وَلَقَدْ أَرْسَلْنَا نُوحًا وَإِبْرَٰهِيمَ وَجَعَلْنَا فِى ذُرِّيَّتِهِمَا ٱلنُّبُوَّةَ وَٱلْكِتَٰبَۖ فَمِنْهُم مُّهْتَدٍۖ وَكَثِيرٌ مِّنْهُمْ فَٰسِقُونَ ﴿٢٦

Hem celâl’im hakkı için Nuh’u ve İbrahim’i gönderdik, zürriyyetlerinde de nübüvvet ve kitabı atâ kıdık öyle iken içlerinden bazısı hidayeti kabul etmiş, çokları ise yoldan çıkmış fâsıklardır.

— Elmalılı Hamdi Yazır

Andolsun ki; Biz, Nuh'u ve İbrahim'i gönderdik. Peygamberliği de, kitabı da onların soyuna verdik.
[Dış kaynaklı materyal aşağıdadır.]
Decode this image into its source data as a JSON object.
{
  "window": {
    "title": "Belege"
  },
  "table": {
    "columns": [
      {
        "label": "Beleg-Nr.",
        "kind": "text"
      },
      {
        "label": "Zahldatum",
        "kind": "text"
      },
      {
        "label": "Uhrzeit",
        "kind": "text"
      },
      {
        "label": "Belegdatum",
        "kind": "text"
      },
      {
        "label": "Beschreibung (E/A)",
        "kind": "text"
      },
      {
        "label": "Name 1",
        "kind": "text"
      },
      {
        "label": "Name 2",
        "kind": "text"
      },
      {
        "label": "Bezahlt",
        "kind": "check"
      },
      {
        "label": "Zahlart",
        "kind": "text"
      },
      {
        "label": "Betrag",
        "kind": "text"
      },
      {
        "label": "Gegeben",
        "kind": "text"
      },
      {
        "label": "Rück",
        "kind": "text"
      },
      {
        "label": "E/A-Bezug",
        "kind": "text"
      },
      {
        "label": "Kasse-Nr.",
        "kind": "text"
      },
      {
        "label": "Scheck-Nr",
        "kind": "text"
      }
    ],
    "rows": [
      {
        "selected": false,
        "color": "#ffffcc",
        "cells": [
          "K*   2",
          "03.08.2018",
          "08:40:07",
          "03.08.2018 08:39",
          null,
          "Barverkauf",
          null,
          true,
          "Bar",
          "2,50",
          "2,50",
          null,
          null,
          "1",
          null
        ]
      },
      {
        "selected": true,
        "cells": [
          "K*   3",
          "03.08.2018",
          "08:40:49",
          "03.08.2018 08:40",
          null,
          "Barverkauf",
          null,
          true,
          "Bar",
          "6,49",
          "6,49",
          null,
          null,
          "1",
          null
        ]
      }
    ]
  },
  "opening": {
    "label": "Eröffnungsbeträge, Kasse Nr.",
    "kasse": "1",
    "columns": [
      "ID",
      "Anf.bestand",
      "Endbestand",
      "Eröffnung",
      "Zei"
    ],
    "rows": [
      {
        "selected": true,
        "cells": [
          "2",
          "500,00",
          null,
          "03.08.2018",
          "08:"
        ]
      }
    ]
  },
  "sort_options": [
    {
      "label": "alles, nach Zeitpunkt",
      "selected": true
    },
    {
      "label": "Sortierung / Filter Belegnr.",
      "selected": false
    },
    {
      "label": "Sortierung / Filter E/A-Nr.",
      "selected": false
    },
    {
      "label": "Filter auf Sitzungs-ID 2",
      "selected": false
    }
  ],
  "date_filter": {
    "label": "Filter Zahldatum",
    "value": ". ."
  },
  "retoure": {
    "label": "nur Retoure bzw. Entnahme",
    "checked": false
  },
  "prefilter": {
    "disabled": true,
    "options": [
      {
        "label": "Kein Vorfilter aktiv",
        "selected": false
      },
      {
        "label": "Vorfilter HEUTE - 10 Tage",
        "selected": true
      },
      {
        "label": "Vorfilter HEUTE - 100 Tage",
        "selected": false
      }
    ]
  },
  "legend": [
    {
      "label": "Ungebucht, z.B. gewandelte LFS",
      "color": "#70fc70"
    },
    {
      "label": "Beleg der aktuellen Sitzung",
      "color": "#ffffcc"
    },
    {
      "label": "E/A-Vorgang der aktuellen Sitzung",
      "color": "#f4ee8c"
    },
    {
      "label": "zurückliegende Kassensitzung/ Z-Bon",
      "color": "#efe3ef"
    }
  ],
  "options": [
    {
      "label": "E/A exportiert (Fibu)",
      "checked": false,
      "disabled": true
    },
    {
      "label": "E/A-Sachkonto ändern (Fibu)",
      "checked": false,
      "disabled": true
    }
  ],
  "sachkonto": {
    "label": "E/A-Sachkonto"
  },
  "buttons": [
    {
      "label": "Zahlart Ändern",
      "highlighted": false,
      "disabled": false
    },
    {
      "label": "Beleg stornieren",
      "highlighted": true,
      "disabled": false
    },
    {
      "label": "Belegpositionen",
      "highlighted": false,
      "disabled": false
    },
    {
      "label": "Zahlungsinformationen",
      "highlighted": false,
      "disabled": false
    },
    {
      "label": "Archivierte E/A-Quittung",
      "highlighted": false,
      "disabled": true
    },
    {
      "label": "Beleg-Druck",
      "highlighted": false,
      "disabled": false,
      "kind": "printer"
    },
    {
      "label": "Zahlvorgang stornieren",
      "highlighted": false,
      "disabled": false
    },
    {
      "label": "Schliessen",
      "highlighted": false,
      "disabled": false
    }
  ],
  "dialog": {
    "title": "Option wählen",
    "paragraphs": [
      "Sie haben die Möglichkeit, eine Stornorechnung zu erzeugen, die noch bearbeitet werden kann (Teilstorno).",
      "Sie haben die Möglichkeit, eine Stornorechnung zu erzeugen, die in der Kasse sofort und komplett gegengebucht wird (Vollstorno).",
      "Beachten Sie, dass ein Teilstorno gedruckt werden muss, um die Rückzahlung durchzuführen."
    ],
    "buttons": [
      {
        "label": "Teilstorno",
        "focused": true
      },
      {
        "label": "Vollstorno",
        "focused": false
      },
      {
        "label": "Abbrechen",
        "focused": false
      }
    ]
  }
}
Onlardan kimi doğru yoldadır, içlerinden bir çoğu da fasıklardır.

— İbni Kesir

Andolsun, biz Nûh’u ve İbrahim’i peygamber olarak gönderdik. Peygamberliği ve kitabı onların soylarına da verdik. Onlardan kimi doğru yola ermiştir, ama içlerinden birçoğu da fasık kimselerdir.

— Diyanet İşleri

Andolsun biz Nuuhu ve İbrâhîmi (peygamber olarak) gönderdik. Peygamberliği de, kitabı da onların nesillerine verdik. Binnetîce içlerinden doğru yolu bulanlar var (idiyse de) bir çoku da faasık kimselerdi onların.

— Hasan Basri Çantay

Biz Nuh'u ve İbrahim'i peygamber olarak gönderdik. İkisinin soyuna da peygamberlik ve kitap verdik. Onların soylarından türeyenlerin bir bölümü doğru yola bağlı kaldı, fakat çoğu yoldan çıktı.